Имя дочке, единственному своему позднему ребёнку, придумал отец – то самое, которое она носила и каким ужасно гордилась. Аврора – утренняя заря; именно на заре папа отправлял в невесомость всех своих небесных космических посланников. Так рассказывала мама, это же самое, но просто другими словами подтверждала и баба Настя – она знает, она папочке в помощь ещё задолго до мамы была. Ведь как только Павел Сергеевич убыл на отдалённые от центра казахстанские земли, в 50-х, жить и работать на более-менее постоянной основе, ближе к космодрому и дорогим его неугомонному сердцу ракетам, ему тут же всё обеспечили, всё-всё, включая каждодневную обслугу и бытовую заботу.
3
Она и подвернулась тогда, женщина эта, простая и бесхитростная, работящая, успевающая везде, и по дому обеспечить, и весь остальной пригляд. Без детей и мужа была, потому что сказали ей, что рожать не будет никогда, так уж сложилось у неё в организме, хотя ещё и не старая была в тот год, а вполне себе бабёнка на вкус, на глаз и цвет.

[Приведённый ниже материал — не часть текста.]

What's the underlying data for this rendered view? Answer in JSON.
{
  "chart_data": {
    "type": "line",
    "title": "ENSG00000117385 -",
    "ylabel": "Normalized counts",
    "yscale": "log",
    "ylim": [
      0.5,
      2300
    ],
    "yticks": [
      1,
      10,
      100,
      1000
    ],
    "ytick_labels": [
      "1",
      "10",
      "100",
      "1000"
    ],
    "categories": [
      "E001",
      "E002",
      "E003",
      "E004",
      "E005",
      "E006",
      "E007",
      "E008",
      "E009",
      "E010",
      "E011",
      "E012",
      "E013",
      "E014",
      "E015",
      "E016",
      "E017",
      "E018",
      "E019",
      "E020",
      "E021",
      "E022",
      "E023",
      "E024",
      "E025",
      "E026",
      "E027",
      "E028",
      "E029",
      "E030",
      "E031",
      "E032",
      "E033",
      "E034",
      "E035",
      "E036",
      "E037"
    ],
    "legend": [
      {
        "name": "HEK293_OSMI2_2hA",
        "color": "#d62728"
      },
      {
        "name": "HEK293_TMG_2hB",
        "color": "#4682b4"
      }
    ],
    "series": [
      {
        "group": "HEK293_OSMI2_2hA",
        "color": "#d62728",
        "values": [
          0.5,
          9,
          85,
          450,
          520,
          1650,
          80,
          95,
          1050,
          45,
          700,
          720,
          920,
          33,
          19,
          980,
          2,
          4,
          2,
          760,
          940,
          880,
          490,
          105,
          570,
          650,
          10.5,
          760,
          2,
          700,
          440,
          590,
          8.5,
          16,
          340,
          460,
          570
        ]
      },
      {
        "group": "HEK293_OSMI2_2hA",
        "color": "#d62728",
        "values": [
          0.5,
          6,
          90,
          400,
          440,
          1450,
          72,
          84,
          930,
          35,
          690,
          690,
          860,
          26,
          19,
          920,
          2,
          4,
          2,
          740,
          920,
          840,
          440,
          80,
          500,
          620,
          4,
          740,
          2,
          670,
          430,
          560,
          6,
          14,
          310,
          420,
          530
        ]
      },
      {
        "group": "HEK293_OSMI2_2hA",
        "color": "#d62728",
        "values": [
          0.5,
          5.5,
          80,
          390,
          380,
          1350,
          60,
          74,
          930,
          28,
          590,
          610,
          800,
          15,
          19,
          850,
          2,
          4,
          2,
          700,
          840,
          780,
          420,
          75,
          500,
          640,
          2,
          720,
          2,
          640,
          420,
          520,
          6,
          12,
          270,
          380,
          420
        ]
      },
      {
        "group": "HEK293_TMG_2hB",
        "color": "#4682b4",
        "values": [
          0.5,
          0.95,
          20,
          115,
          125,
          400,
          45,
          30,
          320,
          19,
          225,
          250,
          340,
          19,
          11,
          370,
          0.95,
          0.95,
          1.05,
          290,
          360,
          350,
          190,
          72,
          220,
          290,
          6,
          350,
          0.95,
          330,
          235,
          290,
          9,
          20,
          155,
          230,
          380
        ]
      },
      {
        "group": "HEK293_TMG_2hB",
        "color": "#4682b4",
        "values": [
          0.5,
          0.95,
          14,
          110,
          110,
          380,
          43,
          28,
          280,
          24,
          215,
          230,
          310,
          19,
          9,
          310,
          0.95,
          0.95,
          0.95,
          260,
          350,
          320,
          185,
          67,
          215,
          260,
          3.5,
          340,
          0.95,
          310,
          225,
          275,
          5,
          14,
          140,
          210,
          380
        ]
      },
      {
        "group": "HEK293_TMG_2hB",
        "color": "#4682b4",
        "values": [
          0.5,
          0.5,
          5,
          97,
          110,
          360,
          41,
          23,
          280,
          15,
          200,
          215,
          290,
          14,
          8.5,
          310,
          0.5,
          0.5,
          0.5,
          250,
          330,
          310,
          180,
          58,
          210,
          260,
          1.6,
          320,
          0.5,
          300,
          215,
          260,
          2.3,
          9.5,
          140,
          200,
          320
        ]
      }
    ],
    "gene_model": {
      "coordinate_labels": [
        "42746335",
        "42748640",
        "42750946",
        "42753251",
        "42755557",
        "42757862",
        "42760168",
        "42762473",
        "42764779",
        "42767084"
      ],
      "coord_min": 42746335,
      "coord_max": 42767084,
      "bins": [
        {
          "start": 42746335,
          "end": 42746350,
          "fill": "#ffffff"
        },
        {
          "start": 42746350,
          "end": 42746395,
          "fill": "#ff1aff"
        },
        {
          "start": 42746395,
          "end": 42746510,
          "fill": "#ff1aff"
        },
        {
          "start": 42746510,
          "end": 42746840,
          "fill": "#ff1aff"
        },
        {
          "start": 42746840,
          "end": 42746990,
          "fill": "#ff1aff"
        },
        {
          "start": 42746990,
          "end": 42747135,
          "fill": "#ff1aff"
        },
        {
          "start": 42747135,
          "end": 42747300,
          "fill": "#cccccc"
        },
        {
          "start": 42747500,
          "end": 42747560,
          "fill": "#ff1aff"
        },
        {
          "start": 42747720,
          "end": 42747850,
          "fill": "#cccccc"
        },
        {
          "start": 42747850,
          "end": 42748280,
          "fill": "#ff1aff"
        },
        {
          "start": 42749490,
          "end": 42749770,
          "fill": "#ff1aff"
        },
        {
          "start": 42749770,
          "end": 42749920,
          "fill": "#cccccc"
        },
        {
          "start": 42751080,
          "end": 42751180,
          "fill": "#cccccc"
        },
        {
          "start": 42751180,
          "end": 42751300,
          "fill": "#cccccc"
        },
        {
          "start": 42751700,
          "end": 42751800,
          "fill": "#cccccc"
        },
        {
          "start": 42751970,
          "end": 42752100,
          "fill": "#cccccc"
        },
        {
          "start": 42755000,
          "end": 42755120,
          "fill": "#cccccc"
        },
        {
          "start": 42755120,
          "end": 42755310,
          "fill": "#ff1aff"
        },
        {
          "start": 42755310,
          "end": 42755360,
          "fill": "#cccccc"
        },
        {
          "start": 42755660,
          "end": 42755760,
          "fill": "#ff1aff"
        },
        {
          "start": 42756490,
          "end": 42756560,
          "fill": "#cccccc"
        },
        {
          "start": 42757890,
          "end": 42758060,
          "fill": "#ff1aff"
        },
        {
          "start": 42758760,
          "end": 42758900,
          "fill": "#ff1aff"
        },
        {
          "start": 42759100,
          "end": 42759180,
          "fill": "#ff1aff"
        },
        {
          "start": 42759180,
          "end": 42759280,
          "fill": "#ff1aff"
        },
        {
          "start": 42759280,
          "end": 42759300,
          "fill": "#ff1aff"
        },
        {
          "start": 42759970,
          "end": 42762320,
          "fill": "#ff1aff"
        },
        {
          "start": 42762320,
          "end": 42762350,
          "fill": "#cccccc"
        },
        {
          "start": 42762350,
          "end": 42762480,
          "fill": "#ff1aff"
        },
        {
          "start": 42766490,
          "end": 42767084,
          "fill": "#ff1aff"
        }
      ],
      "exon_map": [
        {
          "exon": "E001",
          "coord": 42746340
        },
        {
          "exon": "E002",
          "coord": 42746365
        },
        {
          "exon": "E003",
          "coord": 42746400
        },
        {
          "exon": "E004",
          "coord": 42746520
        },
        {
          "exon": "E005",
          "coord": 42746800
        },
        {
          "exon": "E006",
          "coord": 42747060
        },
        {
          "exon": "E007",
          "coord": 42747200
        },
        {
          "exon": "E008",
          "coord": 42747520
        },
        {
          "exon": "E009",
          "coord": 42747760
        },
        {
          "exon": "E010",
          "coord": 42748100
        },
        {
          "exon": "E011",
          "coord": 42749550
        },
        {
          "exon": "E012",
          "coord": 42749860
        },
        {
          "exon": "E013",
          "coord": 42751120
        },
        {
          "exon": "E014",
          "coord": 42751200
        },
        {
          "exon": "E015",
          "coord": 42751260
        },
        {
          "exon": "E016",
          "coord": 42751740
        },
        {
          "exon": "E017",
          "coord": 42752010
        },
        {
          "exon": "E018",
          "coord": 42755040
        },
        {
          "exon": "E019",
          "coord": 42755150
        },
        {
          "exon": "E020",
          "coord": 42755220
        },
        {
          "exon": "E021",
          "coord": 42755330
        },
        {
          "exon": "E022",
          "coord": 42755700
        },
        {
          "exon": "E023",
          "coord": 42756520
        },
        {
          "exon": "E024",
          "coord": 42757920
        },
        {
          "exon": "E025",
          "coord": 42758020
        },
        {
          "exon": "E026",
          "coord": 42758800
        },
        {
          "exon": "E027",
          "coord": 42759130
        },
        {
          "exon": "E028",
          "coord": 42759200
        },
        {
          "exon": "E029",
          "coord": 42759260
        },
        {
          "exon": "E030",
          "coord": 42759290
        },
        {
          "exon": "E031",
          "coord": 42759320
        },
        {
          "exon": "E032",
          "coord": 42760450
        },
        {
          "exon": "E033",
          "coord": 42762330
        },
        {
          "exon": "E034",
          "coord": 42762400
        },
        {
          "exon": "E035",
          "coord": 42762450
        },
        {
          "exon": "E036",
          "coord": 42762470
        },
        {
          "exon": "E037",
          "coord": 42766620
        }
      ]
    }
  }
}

Жила там же, неподалёку, при разъезде Тюра-Там железной дороги Москва – Ташкент, от самого рождения, матери помогала поезда флажком пропускать. Оттуда и явилась, когда стройку эту начали, громадину; всё там разом, считай, возводили, но начинали с землянок. Чуть позже – посёлок, сразу после – город, Владиленинск. Там же – космодром, но не совсем, ещё ехать надо. А потом дуриком, можно сказать, в услужение к Главному попала, по безголовому случаю лишив себя земляных и бетонных работ в силу самой простой, не придуманной никем оказии.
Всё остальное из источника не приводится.